Titus 2:1 teaches that there is right living that goes along with true Christianity.
One of the problems with Christians defining themselves as ‘believers’ is the disconnect that occurs with the responsibility to live ‘rightly’ as a result of right belief. This disconnect is furthered when we discuss our acceptance by God through grace by faith and not by our good works.
While true, it wasn’t that no good works occurred giving humanity the opportunity to be forgiven, Jesus Himself earned our pardon through His perfect obedience to all the will of God. Without His good works we would have none appropriated to us for us to be forgiven.
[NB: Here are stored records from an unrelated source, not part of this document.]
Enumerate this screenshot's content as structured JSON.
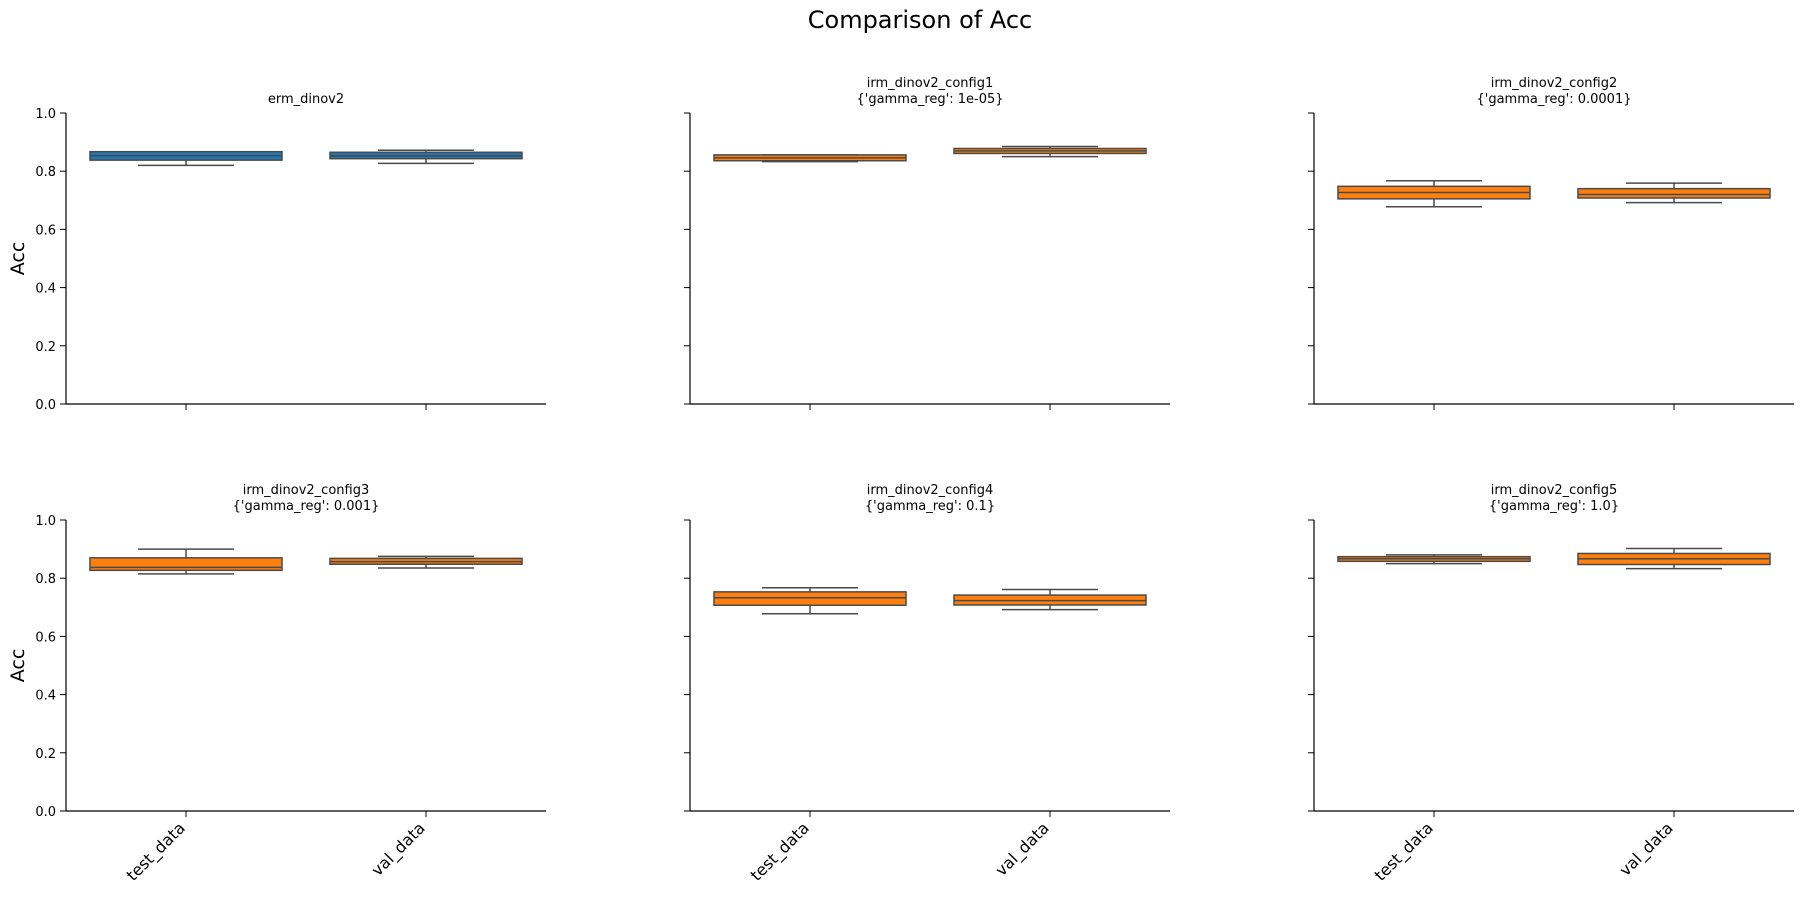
{
  "figure": {
    "title": "Comparison of Acc"
  },
  "chart_data": [
    {
      "type": "box",
      "title": "erm_dinov2",
      "subtitle": "",
      "ylabel": "Acc",
      "ylim": [
        0,
        1
      ],
      "yticks": [
        0.0,
        0.2,
        0.4,
        0.6,
        0.8,
        1.0
      ],
      "yticklabels": [
        "0.0",
        "0.2",
        "0.4",
        "0.6",
        "0.8",
        "1.0"
      ],
      "categories": [
        "test_data",
        "val_data"
      ],
      "color": "#1f77b4",
      "boxes": [
        {
          "category": "test_data",
          "whisker_low": 0.82,
          "q1": 0.838,
          "median": 0.853,
          "q3": 0.867,
          "whisker_high": 0.867
        },
        {
          "category": "val_data",
          "whisker_low": 0.827,
          "q1": 0.843,
          "median": 0.853,
          "q3": 0.865,
          "whisker_high": 0.872
        }
      ]
    },
    {
      "type": "box",
      "title": "irm_dinov2_config1",
      "subtitle": "{'gamma_reg': 1e-05}",
      "ylabel": "",
      "ylim": [
        0,
        1
      ],
      "yticks": [
        0.0,
        0.2,
        0.4,
        0.6,
        0.8,
        1.0
      ],
      "yticklabels": [
        "",
        "",
        "",
        "",
        "",
        ""
      ],
      "categories": [
        "test_data",
        "val_data"
      ],
      "color": "#ff7f0e",
      "boxes": [
        {
          "category": "test_data",
          "whisker_low": 0.833,
          "q1": 0.836,
          "median": 0.846,
          "q3": 0.856,
          "whisker_high": 0.856
        },
        {
          "category": "val_data",
          "whisker_low": 0.85,
          "q1": 0.861,
          "median": 0.87,
          "q3": 0.878,
          "whisker_high": 0.885
        }
      ]
    },
    {
      "type": "box",
      "title": "irm_dinov2_config2",
      "subtitle": "{'gamma_reg': 0.0001}",
      "ylabel": "",
      "ylim": [
        0,
        1
      ],
      "yticks": [
        0.0,
        0.2,
        0.4,
        0.6,
        0.8,
        1.0
      ],
      "yticklabels": [
        "",
        "",
        "",
        "",
        "",
        ""
      ],
      "categories": [
        "test_data",
        "val_data"
      ],
      "color": "#ff7f0e",
      "boxes": [
        {
          "category": "test_data",
          "whisker_low": 0.678,
          "q1": 0.705,
          "median": 0.727,
          "q3": 0.748,
          "whisker_high": 0.767
        },
        {
          "category": "val_data",
          "whisker_low": 0.692,
          "q1": 0.708,
          "median": 0.72,
          "q3": 0.74,
          "whisker_high": 0.759
        }
      ]
    },
    {
      "type": "box",
      "title": "irm_dinov2_config3",
      "subtitle": "{'gamma_reg': 0.001}",
      "ylabel": "Acc",
      "ylim": [
        0,
        1
      ],
      "yticks": [
        0.0,
        0.2,
        0.4,
        0.6,
        0.8,
        1.0
      ],
      "yticklabels": [
        "0.0",
        "0.2",
        "0.4",
        "0.6",
        "0.8",
        "1.0"
      ],
      "categories": [
        "test_data",
        "val_data"
      ],
      "color": "#ff7f0e",
      "boxes": [
        {
          "category": "test_data",
          "whisker_low": 0.815,
          "q1": 0.827,
          "median": 0.837,
          "q3": 0.87,
          "whisker_high": 0.9
        },
        {
          "category": "val_data",
          "whisker_low": 0.835,
          "q1": 0.848,
          "median": 0.857,
          "q3": 0.868,
          "whisker_high": 0.875
        }
      ]
    },
    {
      "type": "box",
      "title": "irm_dinov2_config4",
      "subtitle": "{'gamma_reg': 0.1}",
      "ylabel": "",
      "ylim": [
        0,
        1
      ],
      "yticks": [
        0.0,
        0.2,
        0.4,
        0.6,
        0.8,
        1.0
      ],
      "yticklabels": [
        "",
        "",
        "",
        "",
        "",
        ""
      ],
      "categories": [
        "test_data",
        "val_data"
      ],
      "color": "#ff7f0e",
      "boxes": [
        {
          "category": "test_data",
          "whisker_low": 0.678,
          "q1": 0.707,
          "median": 0.733,
          "q3": 0.753,
          "whisker_high": 0.767
        },
        {
          "category": "val_data",
          "whisker_low": 0.692,
          "q1": 0.708,
          "median": 0.723,
          "q3": 0.742,
          "whisker_high": 0.761
        }
      ]
    },
    {
      "type": "box",
      "title": "irm_dinov2_config5",
      "subtitle": "{'gamma_reg': 1.0}",
      "ylabel": "",
      "ylim": [
        0,
        1
      ],
      "yticks": [
        0.0,
        0.2,
        0.4,
        0.6,
        0.8,
        1.0
      ],
      "yticklabels": [
        "",
        "",
        "",
        "",
        "",
        ""
      ],
      "categories": [
        "test_data",
        "val_data"
      ],
      "color": "#ff7f0e",
      "boxes": [
        {
          "category": "test_data",
          "whisker_low": 0.85,
          "q1": 0.858,
          "median": 0.867,
          "q3": 0.874,
          "whisker_high": 0.88
        },
        {
          "category": "val_data",
          "whisker_low": 0.833,
          "q1": 0.847,
          "median": 0.867,
          "q3": 0.885,
          "whisker_high": 0.902
        }
      ]
    }
  ]
}
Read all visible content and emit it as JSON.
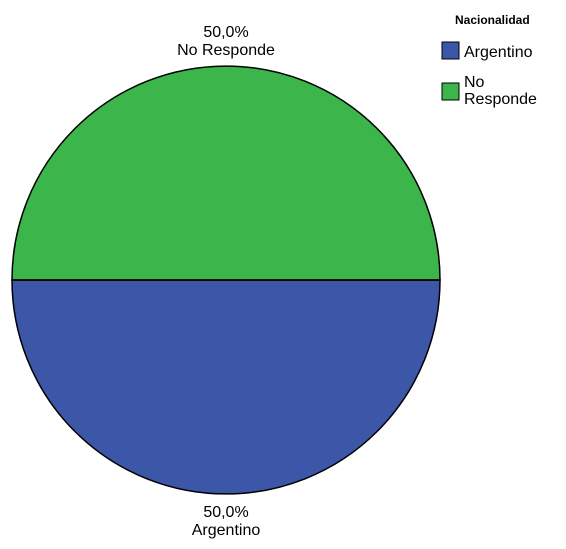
{
  "chart_data": {
    "type": "pie",
    "legend": {
      "title": "Nacionalidad",
      "placement": "top-right",
      "entries": [
        {
          "label": "Argentino",
          "color": "#3c56a8"
        },
        {
          "label": "No Responde",
          "color": "#3cb54a"
        }
      ]
    },
    "slices": [
      {
        "label": "Argentino",
        "value": 50.0,
        "percent_label": "50,0%",
        "color": "#3c56a8"
      },
      {
        "label": "No Responde",
        "value": 50.0,
        "percent_label": "50,0%",
        "color": "#3cb54a"
      }
    ]
  }
}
Our good works can not earn our forgiveness, we are indeed pardoned by grace through faith, but our good works glorify God and prove our pardon from God because now we live as Jesus lived. We are required to do good works both for others to see and experience the glory of God and for us to demonstrate the reality of God’s life in us by His Holy Spirit.
God is holy and requires His people to be holy. Holiness is consistency living in accordance with the character, nature and will of God.
The Bible is full of commands beginning with loving God with all of our heart, soul, mind and strength. These commands are not burdensome to us but are the means by which we receive and release the life of Christ within us so that the world may know and experience the love of God He demonstrated in His first born Son and continues through all of His adopted children.
These commands are not a new form of legalistic bondage for earning heaven, that is freely given through the appropriation of Jesus’ work to us, but are the means for freeing ourselves from the bondage of broken living we experienced before giving ourselves to God to the new life of freedom to love God and love others.
Coming to God through Jesus means living a different life than the one we lived before we met the Lord of the universe and the Savior of the world.